There are many ways of restricting entry into the market. For the Intertek case, there are lots of ways that their restriction can be achieved. To start with, the government can restrict the use of foreign products in the tests. This will leave them with no option not to use the products from within. Secondly, a tax levy can be imposed on the foreign companies that are higher as compared to those that are local.
Another way is to let testing be done in specific languages and test results be documented in a language that is specifically understood in the country. This will discourage the foreign companies and have them involve a member of the state for aid. The government can insist that the testing team must consist of a government certified personnel. In doing this it will have insisted on the Germany company employing the locals if they must handle the jobs. In addition, it can insist on the wage paid to the local.

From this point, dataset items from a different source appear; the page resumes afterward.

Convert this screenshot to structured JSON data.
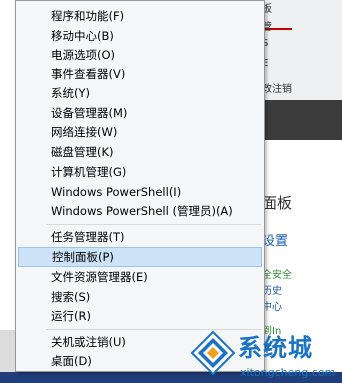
{
  "menu": {
    "items": [
      {
        "label": "程序和功能(F)"
      },
      {
        "label": "移动中心(B)"
      },
      {
        "label": "电源选项(O)"
      },
      {
        "label": "事件查看器(V)"
      },
      {
        "label": "系统(Y)"
      },
      {
        "label": "设备管理器(M)"
      },
      {
        "label": "网络连接(W)"
      },
      {
        "label": "磁盘管理(K)"
      },
      {
        "label": "计算机管理(G)"
      },
      {
        "label": "Windows PowerShell(I)"
      },
      {
        "label": "Windows PowerShell (管理员)(A)"
      },
      {
        "label": "任务管理器(T)"
      },
      {
        "label": "控制面板(P)"
      },
      {
        "label": "文件资源管理器(E)"
      },
      {
        "label": "搜索(S)"
      },
      {
        "label": "运行(R)"
      },
      {
        "label": "关机或注销(U)"
      },
      {
        "label": "桌面(D)"
      }
    ],
    "highlighted_index": 12
  },
  "background": {
    "fragments": [
      "板",
      "管",
      "S",
      "E",
      "改注销",
      "面板",
      "设置",
      "全安全",
      "历史",
      "中心",
      "到In",
      "本"
    ]
  },
  "watermark": {
    "title": "系统城",
    "url": "xitongcheng.com"
  },
  "colors": {
    "menu_bg": "#f5f6f7",
    "highlight": "#cde3f7",
    "watermark_blue": "#1b73c6"
  }
}
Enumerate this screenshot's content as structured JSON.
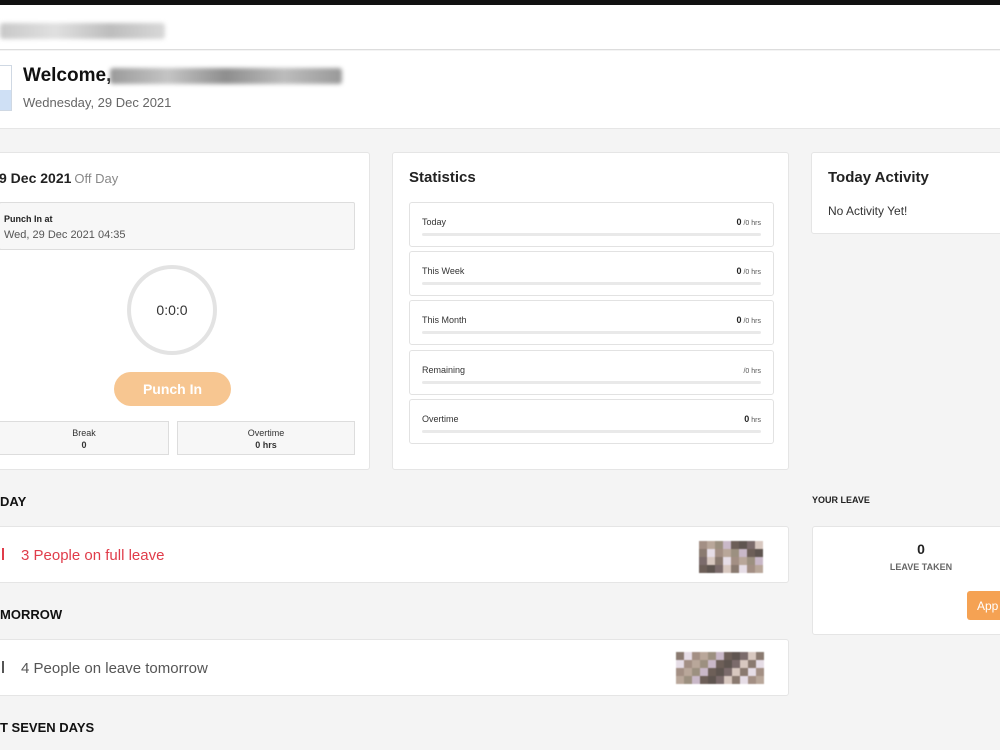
{
  "header": {
    "welcome": "Welcome,",
    "date": "Wednesday, 29 Dec 2021"
  },
  "punch": {
    "date": "9 Dec 2021",
    "status": "Off Day",
    "punch_in_label": "Punch In at",
    "punch_in_value": "Wed, 29 Dec 2021 04:35",
    "timer": "0:0:0",
    "button": "Punch In",
    "break_label": "Break",
    "break_value": "0",
    "overtime_label": "Overtime",
    "overtime_value": "0 hrs"
  },
  "statistics": {
    "title": "Statistics",
    "rows": [
      {
        "label": "Today",
        "value": "0",
        "unit": "/0 hrs",
        "progress": 0
      },
      {
        "label": "This Week",
        "value": "0",
        "unit": "/0 hrs",
        "progress": 0
      },
      {
        "label": "This Month",
        "value": "0",
        "unit": "/0 hrs",
        "progress": 0
      },
      {
        "label": "Remaining",
        "value": "",
        "unit": "/0 hrs",
        "progress": 0
      },
      {
        "label": "Overtime",
        "value": "0",
        "unit": "hrs",
        "progress": 0
      }
    ]
  },
  "activity": {
    "title": "Today Activity",
    "empty": "No Activity Yet!"
  },
  "leave_sections": [
    {
      "heading": "DAY",
      "text": "3 People on full leave",
      "color": "#e03c4a"
    },
    {
      "heading": "MORROW",
      "text": "4 People on leave tomorrow",
      "color": "#555555"
    },
    {
      "heading": "T SEVEN DAYS"
    }
  ],
  "your_leave": {
    "heading": "YOUR LEAVE",
    "count": "0",
    "label": "LEAVE TAKEN",
    "button": "App"
  }
}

The government can as well decide to enforce the rule that ensures that the testing companies have been operational in the country for a given period of time so as to discourage new foreign companies from entering the market.
The main aim of these restrictions is to protect the locals by the government and keep their markets safe and secure by the introduction of competitive alternative goods from the foreign countries. Thus, it will be creating more opportunities to the locals to loom in businesses and invest. It will also have protected its market against foreign exploitations of the prices and introduction of illegal goods.
It will have also prevented the goods dumping practices that are carried out by some foreign companies as well as gain enough tax from those that will still persist.